Fifty engineering teams from schools and universities designed unique systems based on the low-cost computing platform that would have environmental benefits to society.
The winning teams in each of four age group categories – primary school children, GCSE students, sixth-formers and university students – were announced at the Science Museum.
St Mary’s CE Primary School was the winner of the 8-11 year old category for its Pi ‘n’ Mighty, Raspberry Pi-enabled robot. A bar-code scanner is used to identify whether the packaging on consumable items can be recycled.

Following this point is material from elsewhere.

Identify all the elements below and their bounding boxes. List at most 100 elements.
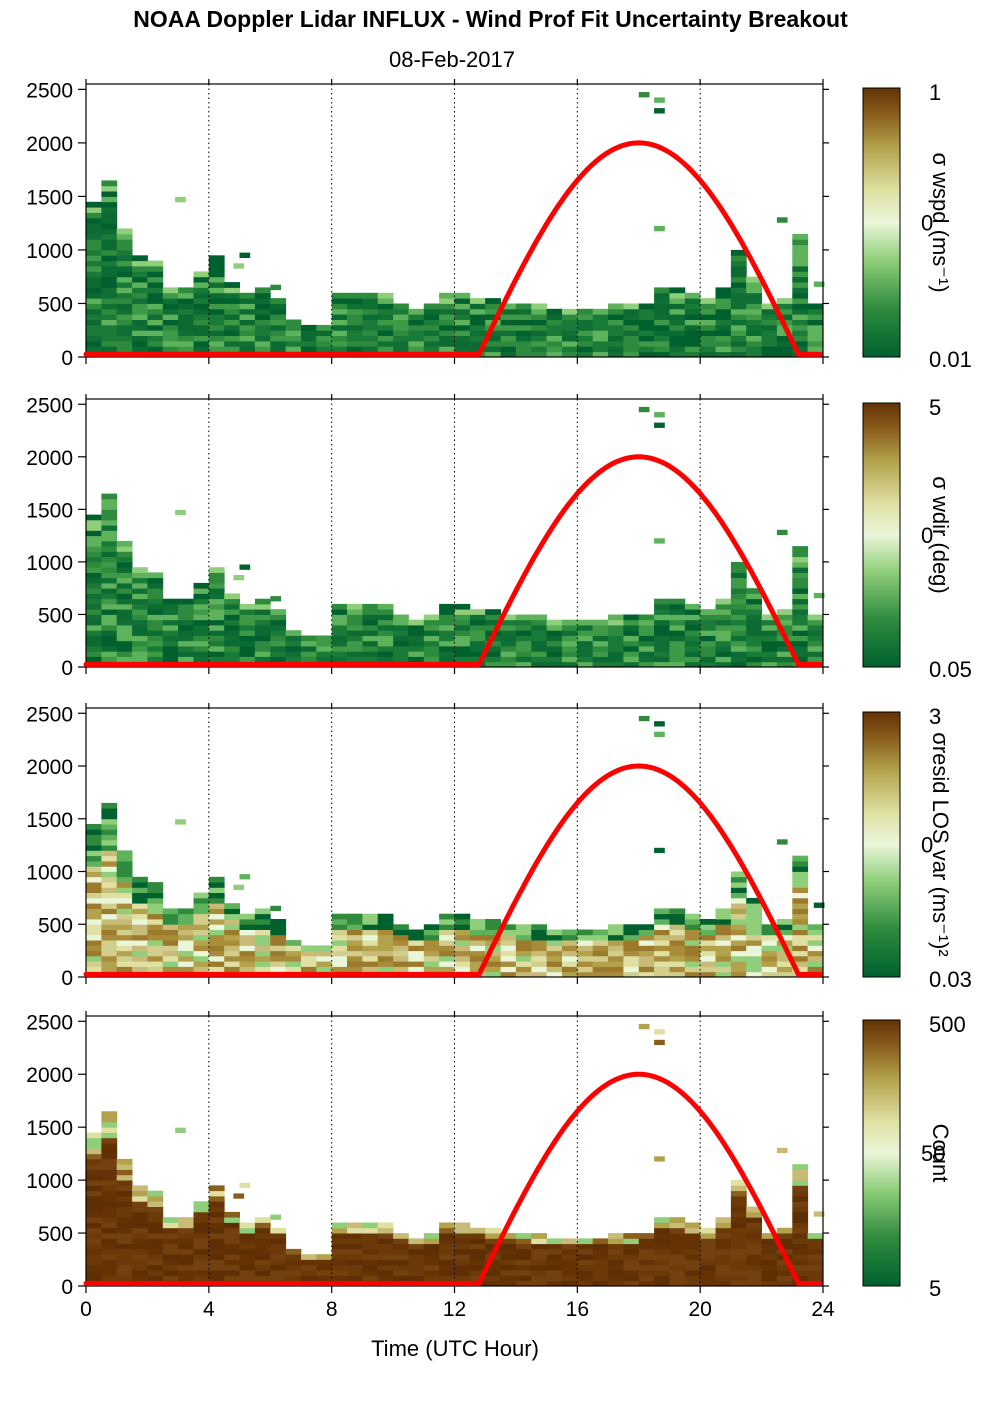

An LCD read-out tells the user whether their crisp package or drink bottle can be recycled.
“This is the most exciting thing I have ever done,” said a member of the St Mary’s team.
Frome Community College was the winner of the 11-16 year old category for its Plant Pi, a web-enabled system which tells you whether the plants in your garden have the best growing conditions. Temperature and humidity sensors are used to monitor the environment around the plants. Raspberry Pi allows the system to be web-enabled so it can be controlled remotely.
“Next year we will be using the Raspberry Pi as part of our GCSE computing module,” said a team member.
Newcastle College Digital Skills Academy were winners of the 16-18 year old category for Wetter Forest, that detects the potential for forest fires under hot and dry summer conditions. They have attached moisture and humidity sensors to Raspberry Pi which collects the data and uploads it to a website. An email alert is triggered if levels fall dangerously low.
Two undergraduates from the University of Exeter were winners in category four with PiPark, a system design to reduce CO2 emission by helping drivers to more efficiently locate city parking places. Multiple Raspberry Pi’s with camera attachments are used to monitor the parking places in a car park or street and the data is up-loaded to a website where it can be viewed to locate free spaces.
The compettion was organised by Cambridge-based PA Consulting, to recognise science and engineering education in schools and colleges, and to highlight the potential of the Raspberry Pi computer platform.